On the other hand, the severity of ischemia in patients that are candidate for cellular treatment is a critical aspect to consider in clinical trials. In our study, the participants were in Rutherford’s stages 3–5, and responded effectively to the cellular treatment. This finding agrees with other studies, such as Walter et al., who reported that individuals with Rutherford’s stages 4–5 did respond to cellular treatment, but those with stage 6 did not [13].
We designed our study primarily as a pilot study and proof of concept, and even though the sample size was small, we saw a significant clinical improvement in the auto-BM-MNC and allo-WJ-MSC treated participants compared with the placebo group. Nevertheless, according to our research, allo-WJ-MSCs can rival auto-BM-MNC because of less invasive extraction approaches.

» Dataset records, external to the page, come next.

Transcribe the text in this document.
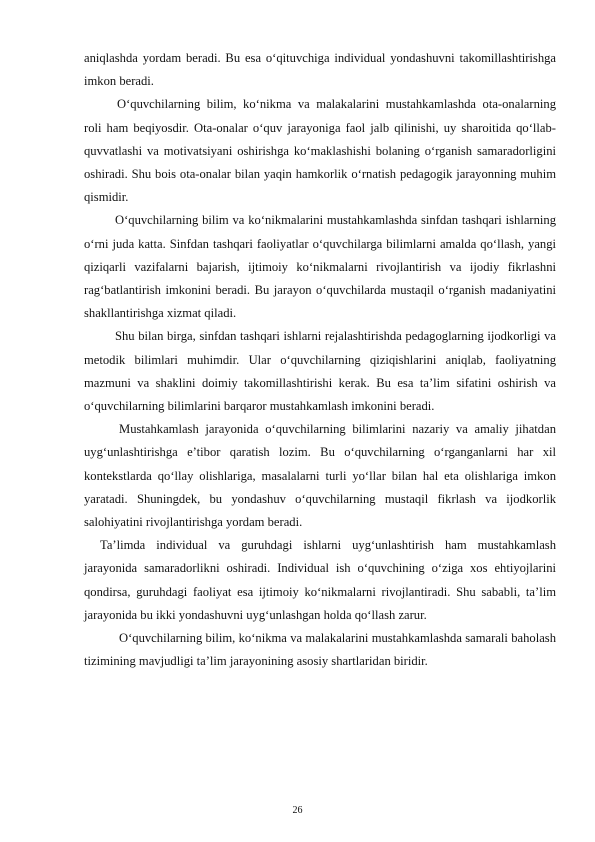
aniqlashda yordam beradi. Bu esa o‘qituvchiga individual yondashuvni takomillashtirishga imkon beradi.

O‘quvchilarning bilim, ko‘nikma va malakalarini mustahkamlashda ota-onalarning roli ham beqiyosdir. Ota-onalar o‘quv jarayoniga faol jalb qilinishi, uy sharoitida qo‘llab-quvvatlashi va motivatsiyani oshirishga ko‘maklashishi bolaning o‘rganish samaradorligini oshiradi. Shu bois ota-onalar bilan yaqin hamkorlik o‘rnatish pedagogik jarayonning muhim qismidir.

O‘quvchilarning bilim va ko‘nikmalarini mustahkamlashda sinfdan tashqari ishlarning o‘rni juda katta. Sinfdan tashqari faoliyatlar o‘quvchilarga bilimlarni amalda qo‘llash, yangi qiziqarli vazifalarni bajarish, ijtimoiy ko‘nikmalarni rivojlantirish va ijodiy fikrlashni rag‘batlantirish imkonini beradi. Bu jarayon o‘quvchilarda mustaqil o‘rganish madaniyatini shakllantirishga xizmat qiladi.

Shu bilan birga, sinfdan tashqari ishlarni rejalashtirishda pedagoglarning ijodkorligi va metodik bilimlari muhimdir. Ular o‘quvchilarning qiziqishlarini aniqlab, faoliyatning mazmuni va shaklini doimiy takomillashtirishi kerak. Bu esa ta’lim sifatini oshirish va o‘quvchilarning bilimlarini barqaror mustahkamlash imkonini beradi.

Mustahkamlash jarayonida o‘quvchilarning bilimlarini nazariy va amaliy jihatdan uyg‘unlashtirishga e’tibor qaratish lozim. Bu o‘quvchilarning o‘rganganlarni har xil kontekstlarda qo‘llay olishlariga, masalalarni turli yo‘llar bilan hal eta olishlariga imkon yaratadi. Shuningdek, bu yondashuv o‘quvchilarning mustaqil fikrlash va ijodkorlik salohiyatini rivojlantirishga yordam beradi.

Ta’limda individual va guruhdagi ishlarni uyg‘unlashtirish ham mustahkamlash jarayonida samaradorlikni oshiradi. Individual ish o‘quvchining o‘ziga xos ehtiyojlarini qondirsa, guruhdagi faoliyat esa ijtimoiy ko‘nikmalarni rivojlantiradi. Shu sababli, ta’lim jarayonida bu ikki yondashuvni uyg‘unlashgan holda qo‘llash zarur.

O‘quvchilarning bilim, ko‘nikma va malakalarini mustahkamlashda samarali baholash tizimining mavjudligi ta’lim jarayonining asosiy shartlaridan biridir.

26
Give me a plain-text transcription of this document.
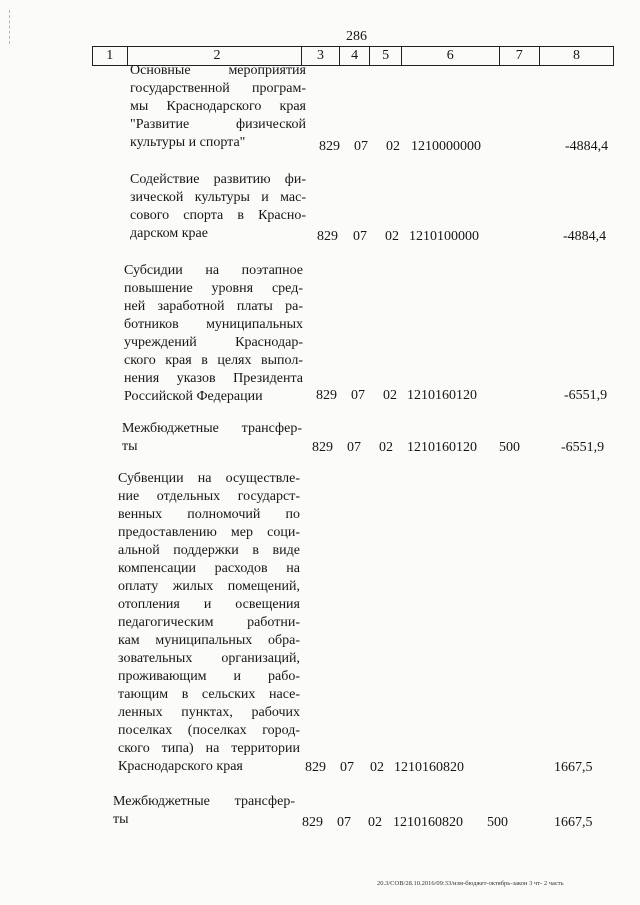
286
1	2	3	4	5	6	7	8
Основные мероприятия
государственной програм-
мы Краснодарского края
"Развитие физической
культуры и спорта"	829 07 02 1210000000	-4884,4
Содействие развитию фи-
зической культуры и мас-
сового спорта в Красно-
дарском крае	829 07 02 1210100000	-4884,4
Субсидии на поэтапное
повышение уровня сред-
ней заработной платы ра-
ботников муниципальных
учреждений Краснодар-
ского края в целях выпол-
нения указов Президента
Российской Федерации	829 07 02 1210160120	-6551,9
Межбюджетные трансфер-
ты	829 07 02 1210160120 500	-6551,9
Субвенции на осуществле-
ние отдельных государст-
венных полномочий по
предоставлению мер соци-
альной поддержки в виде
компенсации расходов на
оплату жилых помещений,
отопления и освещения
педагогическим работни-
кам муниципальных обра-
зовательных организаций,
проживающим и рабо-
тающим в сельских насе-
ленных пунктах, рабочих
поселках (поселках город-
ского типа) на территории
Краснодарского края	829 07 02 1210160820	1667,5
Межбюджетные трансфер-
ты	829 07 02 1210160820 500	1667,5
20.3/СОВ/28.10.2016/09:33/изм-бюджет-октябрь-закон 3 чт- 2 часть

Finally, stem cell treatment may sometimes encounter ethical obstacles or biological restrictions. Thus, in recent years, it has been thought that the released secretomes, composed of biologically active molecules (growth factors, cytokines and chemokines, angiogenic factors, extracellular matrix proteins, proteases, and genetic material secreted from stem cells), have revealed a considerable capacity for repair and regeneration of damaged cell membranes, or induce the secretion of surrounding tissues could reveal a new approach for the cell-free treatment [44–46].